Mahmud’s most popular mathnavi is his Yousuf and Zulaikha, which takes many poetic licence with narrative given holy book, the Quran to make it a daastaan of mystic dimension. (The story given in summary in 11 Aayats , i.e., 23-32, and 51 of the Surah, Ahsan al-Qassas). In writing his mathnavi, Mahmud was essentially influenced by the mathnavi of the same title written by Persian poet, Jami. (1414-1492A.C.E). Mahmud’s version was so popular that it was memorized verbatim by the folk singers. Numerous manuscript copies were circulated in the poet’s own life time as D. G. Buhler included it in his catalogue which he prepared in 1875 (p. 175). The literary merit of Mahmud’s mathnavi made German orientalist Karl Burkhard translate it into German in 1875. Mahmud made the story significant in terms of poetic demands, like figurative expression, human passion, conflicts, and Zulaikha’s role in society and family.

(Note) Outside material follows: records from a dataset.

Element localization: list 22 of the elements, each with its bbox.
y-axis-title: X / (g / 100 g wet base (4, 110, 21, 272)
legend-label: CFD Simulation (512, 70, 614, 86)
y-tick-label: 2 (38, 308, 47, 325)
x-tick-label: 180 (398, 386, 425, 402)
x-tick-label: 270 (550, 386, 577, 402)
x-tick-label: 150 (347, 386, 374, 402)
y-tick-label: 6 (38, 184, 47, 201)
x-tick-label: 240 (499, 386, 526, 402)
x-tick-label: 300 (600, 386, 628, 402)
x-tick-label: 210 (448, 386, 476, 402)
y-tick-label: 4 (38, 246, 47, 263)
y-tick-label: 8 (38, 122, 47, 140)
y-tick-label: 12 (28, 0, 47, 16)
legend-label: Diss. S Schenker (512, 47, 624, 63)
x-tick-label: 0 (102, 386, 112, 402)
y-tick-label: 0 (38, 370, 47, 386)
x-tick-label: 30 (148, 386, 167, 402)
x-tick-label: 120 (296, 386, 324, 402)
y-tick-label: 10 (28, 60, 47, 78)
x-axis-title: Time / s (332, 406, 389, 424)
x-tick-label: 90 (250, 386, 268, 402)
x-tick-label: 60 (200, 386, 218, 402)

In this sense Yousuf looks like a flat, or two dimensional character who is loved and being treated variously by various characters, like his brother, his seller, and his father. There is no conflict in his persona and is determined by destiny.

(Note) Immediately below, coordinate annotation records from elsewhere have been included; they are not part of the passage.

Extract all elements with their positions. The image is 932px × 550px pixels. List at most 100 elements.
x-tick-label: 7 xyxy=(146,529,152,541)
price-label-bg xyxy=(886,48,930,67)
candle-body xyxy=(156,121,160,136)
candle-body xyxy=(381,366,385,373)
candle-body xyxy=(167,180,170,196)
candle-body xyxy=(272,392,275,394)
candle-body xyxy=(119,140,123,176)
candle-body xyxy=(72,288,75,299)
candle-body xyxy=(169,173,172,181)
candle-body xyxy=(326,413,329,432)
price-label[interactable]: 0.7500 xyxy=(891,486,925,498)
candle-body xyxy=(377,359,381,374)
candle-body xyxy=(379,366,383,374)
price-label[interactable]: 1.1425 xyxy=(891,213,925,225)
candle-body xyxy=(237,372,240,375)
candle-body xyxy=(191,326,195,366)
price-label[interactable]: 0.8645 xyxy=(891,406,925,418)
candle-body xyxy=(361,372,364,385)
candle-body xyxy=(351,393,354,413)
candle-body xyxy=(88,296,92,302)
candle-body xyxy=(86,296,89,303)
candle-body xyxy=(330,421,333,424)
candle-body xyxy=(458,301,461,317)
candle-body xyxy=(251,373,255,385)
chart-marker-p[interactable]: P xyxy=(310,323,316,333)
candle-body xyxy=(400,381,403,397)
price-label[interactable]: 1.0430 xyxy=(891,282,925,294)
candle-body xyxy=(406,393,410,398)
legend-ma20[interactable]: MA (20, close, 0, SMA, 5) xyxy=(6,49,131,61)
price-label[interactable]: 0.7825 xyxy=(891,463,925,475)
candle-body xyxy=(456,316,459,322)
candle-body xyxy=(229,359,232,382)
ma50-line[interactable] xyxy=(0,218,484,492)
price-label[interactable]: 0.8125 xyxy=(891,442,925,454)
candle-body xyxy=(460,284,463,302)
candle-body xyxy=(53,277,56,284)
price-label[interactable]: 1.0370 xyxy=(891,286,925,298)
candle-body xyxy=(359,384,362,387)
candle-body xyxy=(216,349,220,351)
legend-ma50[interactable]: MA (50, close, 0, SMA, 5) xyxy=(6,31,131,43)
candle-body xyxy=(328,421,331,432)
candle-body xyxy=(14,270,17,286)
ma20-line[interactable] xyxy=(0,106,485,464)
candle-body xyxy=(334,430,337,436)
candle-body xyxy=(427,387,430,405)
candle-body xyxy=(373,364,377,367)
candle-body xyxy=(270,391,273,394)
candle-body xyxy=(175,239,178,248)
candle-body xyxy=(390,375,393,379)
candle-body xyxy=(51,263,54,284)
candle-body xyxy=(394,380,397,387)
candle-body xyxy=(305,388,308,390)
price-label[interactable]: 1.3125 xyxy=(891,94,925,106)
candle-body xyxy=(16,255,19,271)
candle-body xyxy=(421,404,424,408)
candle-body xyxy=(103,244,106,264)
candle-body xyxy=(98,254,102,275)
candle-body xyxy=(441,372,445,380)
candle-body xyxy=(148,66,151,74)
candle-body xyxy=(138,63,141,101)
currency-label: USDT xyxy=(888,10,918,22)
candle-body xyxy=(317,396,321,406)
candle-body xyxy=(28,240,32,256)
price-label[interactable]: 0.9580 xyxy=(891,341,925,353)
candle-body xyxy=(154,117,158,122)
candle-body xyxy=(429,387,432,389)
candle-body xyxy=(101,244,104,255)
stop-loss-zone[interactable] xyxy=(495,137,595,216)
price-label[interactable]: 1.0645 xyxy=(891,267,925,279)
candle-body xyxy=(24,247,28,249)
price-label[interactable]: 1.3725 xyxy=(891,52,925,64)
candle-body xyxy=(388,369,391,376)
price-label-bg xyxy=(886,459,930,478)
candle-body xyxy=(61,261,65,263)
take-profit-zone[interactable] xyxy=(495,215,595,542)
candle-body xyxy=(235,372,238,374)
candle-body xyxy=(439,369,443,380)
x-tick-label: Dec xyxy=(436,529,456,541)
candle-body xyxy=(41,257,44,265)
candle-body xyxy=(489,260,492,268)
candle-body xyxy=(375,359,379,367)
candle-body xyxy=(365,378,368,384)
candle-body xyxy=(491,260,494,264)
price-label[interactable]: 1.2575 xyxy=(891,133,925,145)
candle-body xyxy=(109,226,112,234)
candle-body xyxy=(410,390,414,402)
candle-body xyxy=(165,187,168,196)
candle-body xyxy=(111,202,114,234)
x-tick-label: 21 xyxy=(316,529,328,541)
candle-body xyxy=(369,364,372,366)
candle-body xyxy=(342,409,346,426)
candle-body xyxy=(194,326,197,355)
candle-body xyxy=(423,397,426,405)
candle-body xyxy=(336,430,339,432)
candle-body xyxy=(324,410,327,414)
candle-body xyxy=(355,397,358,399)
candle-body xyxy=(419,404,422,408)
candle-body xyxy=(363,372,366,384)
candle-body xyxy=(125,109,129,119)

Mahmud’s long poem on the martyrdom of the Sufi saint Mansoor Hallaj is his poetic rendering of the leitmotif of achieving baqa through fanna, final jama and jam-al-jama, when the seeker discovers unity in plurality and plurality in Unity; objectivity of the phenomenal world becomes the threshold to the Transcendent Reality. Sufis believe that physical world is not vain, but the bridge toward the Reality (al-majazqantrah al-haqiqat.)
In Baghdad once lived Mansoor Hallaj,
the king of all sages and the enlightened.

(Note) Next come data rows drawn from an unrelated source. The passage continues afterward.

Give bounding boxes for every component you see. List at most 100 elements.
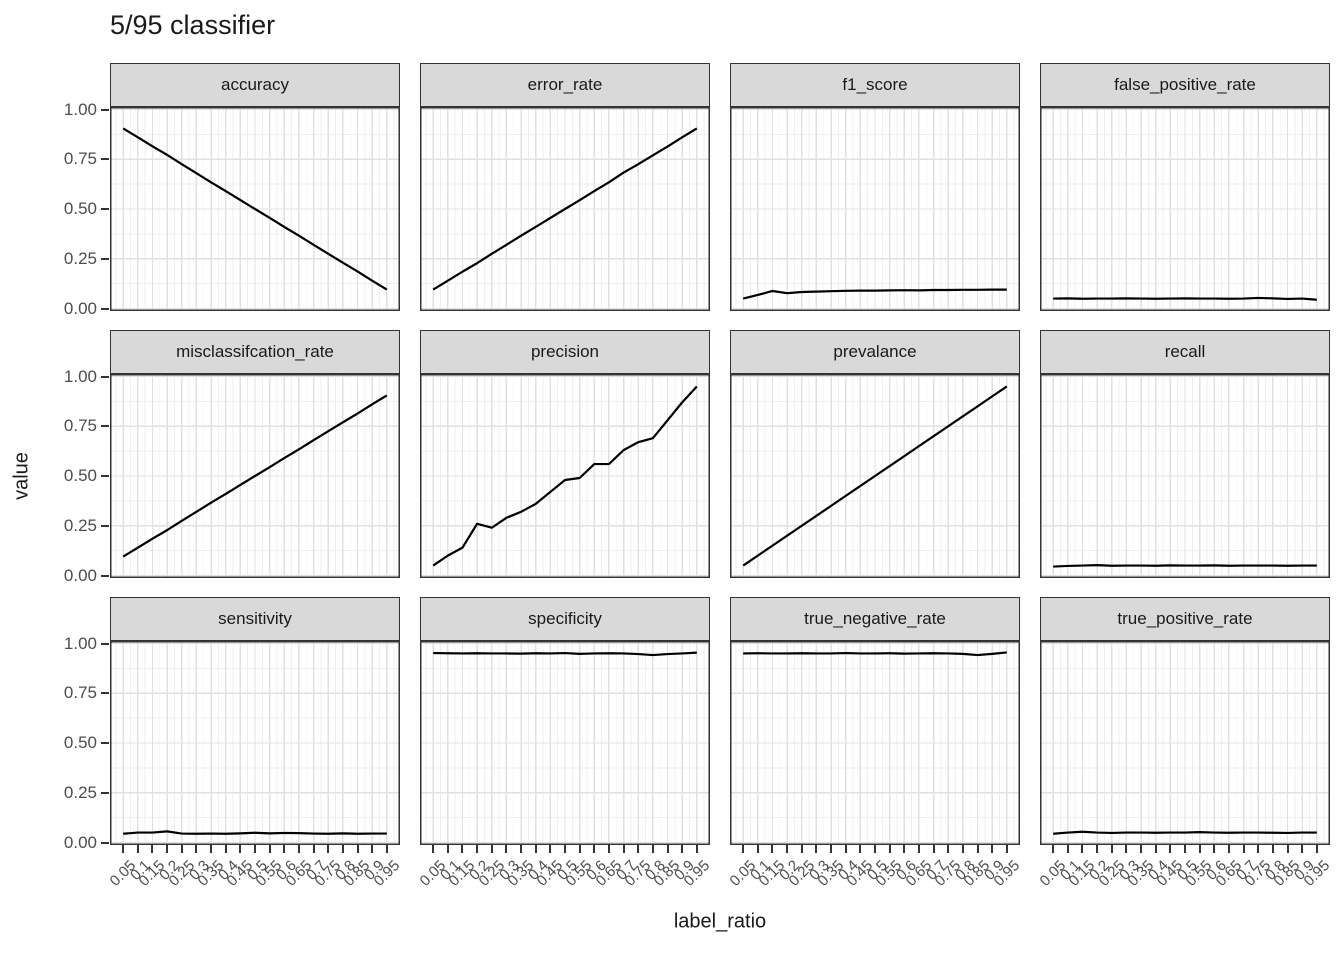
x-tick-mark: [297, 845, 300, 853]
facet-panel-misclassifcation_rate: [110, 374, 400, 578]
x-tick-mark: [341, 845, 344, 853]
x-tick-mark: [991, 845, 994, 853]
y-tick-label: 0.75: [63, 149, 97, 169]
facet-strip-error_rate: error_rate: [420, 63, 710, 107]
data-line: [433, 651, 697, 657]
y-tick-mark: [101, 375, 109, 378]
x-tick-mark: [947, 845, 950, 853]
y-tick-label: 1.00: [63, 633, 97, 653]
x-tick-mark: [432, 845, 435, 853]
x-tick-mark: [312, 845, 315, 853]
x-tick-mark: [903, 845, 906, 853]
y-tick-label: 1.00: [63, 366, 97, 386]
facet-panel-true_positive_rate: [1040, 641, 1330, 845]
x-tick-mark: [681, 845, 684, 853]
x-tick-mark: [578, 845, 581, 853]
panel-border: [1040, 641, 1330, 845]
facet-strip-label: f1_score: [842, 75, 908, 94]
facet-panel-false_positive_rate: [1040, 107, 1330, 311]
facet-strip-true_negative_rate: true_negative_rate: [730, 597, 1020, 641]
y-tick-label: 0.25: [63, 782, 97, 802]
y-tick-label: 0.50: [63, 733, 97, 752]
y-tick-label: 1.00: [63, 99, 97, 119]
data-line: [743, 651, 1007, 657]
x-tick-mark: [844, 845, 847, 853]
panel-border: [730, 641, 1020, 845]
facet-strip-label: specificity: [528, 609, 602, 628]
grid: [421, 108, 709, 310]
y-tick-mark: [101, 574, 109, 577]
panel-border: [110, 107, 400, 311]
y-tick-label: 0.00: [63, 565, 97, 585]
grid: [1041, 108, 1329, 310]
x-tick-mark: [695, 845, 698, 853]
x-tick-mark: [786, 845, 789, 853]
x-tick-mark: [1110, 845, 1113, 853]
x-tick-mark: [771, 845, 774, 853]
x-tick-mark: [874, 845, 876, 853]
x-tick-mark: [917, 845, 920, 853]
x-tick-mark: [1301, 845, 1304, 853]
x-tick-mark: [1213, 845, 1216, 853]
facet-strip-specificity: specificity: [420, 597, 710, 641]
panel-border: [1040, 374, 1330, 578]
data-line: [742, 288, 1007, 300]
facet-panel-recall: [1040, 374, 1330, 578]
panel-border: [730, 107, 1020, 311]
x-tick-mark: [268, 845, 271, 853]
facet-strip-label: true_positive_rate: [1117, 609, 1253, 628]
x-tick-mark: [1096, 845, 1099, 853]
facet-panel-sensitivity: [110, 641, 400, 845]
facet-strip-accuracy: accuracy: [110, 63, 400, 107]
data-line: [122, 127, 388, 291]
x-tick-mark: [932, 845, 935, 853]
y-tick-label: 0.75: [63, 416, 97, 436]
facet-strip-prevalance: prevalance: [730, 330, 1020, 374]
plot-title: 5/95 classifier: [110, 10, 276, 40]
panel-border: [420, 374, 710, 578]
y-tick-label: 0.25: [63, 515, 97, 535]
x-tick-mark: [976, 845, 979, 853]
panel-border: [730, 374, 1020, 578]
facet-panel-true_negative_rate: [730, 641, 1020, 845]
x-tick-mark: [1154, 845, 1157, 853]
grid: [1041, 642, 1329, 844]
x-tick-mark: [505, 845, 508, 853]
grid: [421, 642, 709, 844]
facet-strip-label: error_rate: [527, 75, 603, 94]
x-tick-mark: [446, 845, 449, 853]
facet-strip-label: precision: [530, 342, 600, 361]
facet-strip-label: sensitivity: [218, 609, 292, 628]
data-line: [742, 385, 1008, 567]
facet-strip-true_positive_rate: true_positive_rate: [1040, 597, 1330, 641]
facet-panel-accuracy: [110, 107, 400, 311]
x-tick-mark: [1169, 845, 1172, 853]
grid: [731, 108, 1019, 310]
x-tick-mark: [283, 845, 286, 853]
panel-border: [420, 641, 710, 845]
x-tick-mark: [122, 845, 125, 853]
y-tick-mark: [101, 208, 109, 210]
facet-panel-precision: [420, 374, 710, 578]
y-tick-mark: [101, 524, 109, 527]
panel-border: [110, 374, 400, 578]
y-tick-mark: [101, 692, 109, 695]
x-tick-mark: [651, 845, 654, 853]
y-tick-label: 0.25: [63, 248, 97, 268]
data-line: [432, 127, 698, 291]
x-axis-title: label_ratio: [673, 910, 767, 933]
facet-strip-f1_score: f1_score: [730, 63, 1020, 107]
grid: [731, 642, 1019, 844]
x-tick-mark: [1242, 845, 1245, 853]
facet-strip-label: misclassifcation_rate: [176, 342, 334, 361]
y-tick-label: 0.50: [63, 466, 97, 485]
y-tick-label: 0.75: [63, 683, 97, 703]
x-tick-mark: [151, 845, 154, 853]
y-tick-mark: [101, 791, 109, 794]
x-tick-mark: [1140, 845, 1143, 853]
x-tick-mark: [800, 845, 803, 853]
facet-strip-false_positive_rate: false_positive_rate: [1040, 63, 1330, 107]
x-tick-mark: [490, 845, 493, 853]
facet-strip-label: prevalance: [833, 342, 917, 361]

For fifty years he lived as a common man
and then he was engrossed in his inner Truth.
He was transformed into God’s replica,
and thus began chanting “I am God!”
A drop of water lives in a flooding river,
and the river dwells in the tiny drop.”
Other long narrative poems of Mahmud, Sheikh San’an, Haroon Rashid, yak hikayat, ponpirinamah, pahilynaamah are allegorical renderings of various Sufi subjects which added to the repertoire of necessary referential imaginative world for finding parallels and anecdotal allusions and allegories; the Sufi poets of the 19th century benefitted from it.
Mahmud’s shorter poems like: “Dardi Nayistan” (the Pain of the Nothingness), tamsieylia adam ( Man’s Allegory), tshaar athbo rangay rangay (In Every Colour I shall Seek You) and many others, alleviated the language to meet the demands of expressing intimacy with khayaal (thought), the result of concerted effort and tribulations of the meditative mind. Here is one of his beautiful lyrics Dardi Nayistan.
With my own ears the sound of music I heard,
I shall tell you the pain of Nothingness.
The earth and the firmament, yet to be founded
Yet He glaringly stood amidst the void.
Neither any date nor a year was born,
I shall tell you the pain of Nothingness.
Mahmood Gami died in 1855, and was buried in his native village Aravor, which was named Mahmoodabad in the sixties of the last century. His mausoleum in the beautiful village is perhaps the most beautiful among all the mausoleums of Kashmiri poets. He enjoyed tremendous popularity in his own lifetime. His lyrics, of unrivalled melody and beauty of phrase,were sung by all the singers of every age and even in our time.